4.5.13

En tiempos de intensa maternidad


[Esta mujer con ojos de loca sabía tantas cosas... Y además las escribió.]

Paul wanted children, or at least a child , in the decisive and possessive way in which he wanted all the objects which he drew into his life. The sense of family was strong in him and he preserved an ancestral nostalgia for the dignity and ceremonial of kinship. He yearned for a son, a little Paul whom he could instruct and encourage, and finally converse with as an equal and even consult as a rival intelligence. Dora however was alarmed at the thought of children. She felt in no way prepared for them; though it was typical of the paralysis which affected her dealings with Paul that she made no effort to prevent conception.
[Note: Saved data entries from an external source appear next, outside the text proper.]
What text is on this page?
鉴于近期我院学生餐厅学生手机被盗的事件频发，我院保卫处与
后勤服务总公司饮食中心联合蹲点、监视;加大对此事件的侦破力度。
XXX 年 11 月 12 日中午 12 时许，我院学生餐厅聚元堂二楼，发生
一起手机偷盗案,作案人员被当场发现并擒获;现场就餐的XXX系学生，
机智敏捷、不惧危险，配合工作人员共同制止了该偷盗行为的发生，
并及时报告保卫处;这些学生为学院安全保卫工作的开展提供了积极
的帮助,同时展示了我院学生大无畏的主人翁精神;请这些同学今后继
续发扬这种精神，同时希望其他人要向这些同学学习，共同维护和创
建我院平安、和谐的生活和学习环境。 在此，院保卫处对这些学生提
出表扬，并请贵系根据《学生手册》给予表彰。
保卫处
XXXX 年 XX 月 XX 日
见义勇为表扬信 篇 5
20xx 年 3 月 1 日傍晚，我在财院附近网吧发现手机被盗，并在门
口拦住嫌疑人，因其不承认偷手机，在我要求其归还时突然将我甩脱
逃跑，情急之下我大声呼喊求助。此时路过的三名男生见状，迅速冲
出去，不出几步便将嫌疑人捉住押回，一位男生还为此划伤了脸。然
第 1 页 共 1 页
Had she been able to examine her lot more dispassionately she might have felt that a child would give her an independence and a status in Paul's entourage which she now sadly lacked. It was in her to become a prompt and opinionated mother to whom even Paul would defer. As a child-wife she irritated him continually by the vitality for which he had married her: motherhood would have invested her no doubt with some more impersonal significance drawn from the past. But Dora had no taste for such genealogical dignities, and deliberately to commit herself thus was not in her nature. Though so much under Paul's sway, she depended, like some unprotesting but significantly mobile creature, upon the knowledge of her instant hability to whisk away. To have to abandon this animal readiness by becoming two people was a prospect that Dora could not face. She did not face it.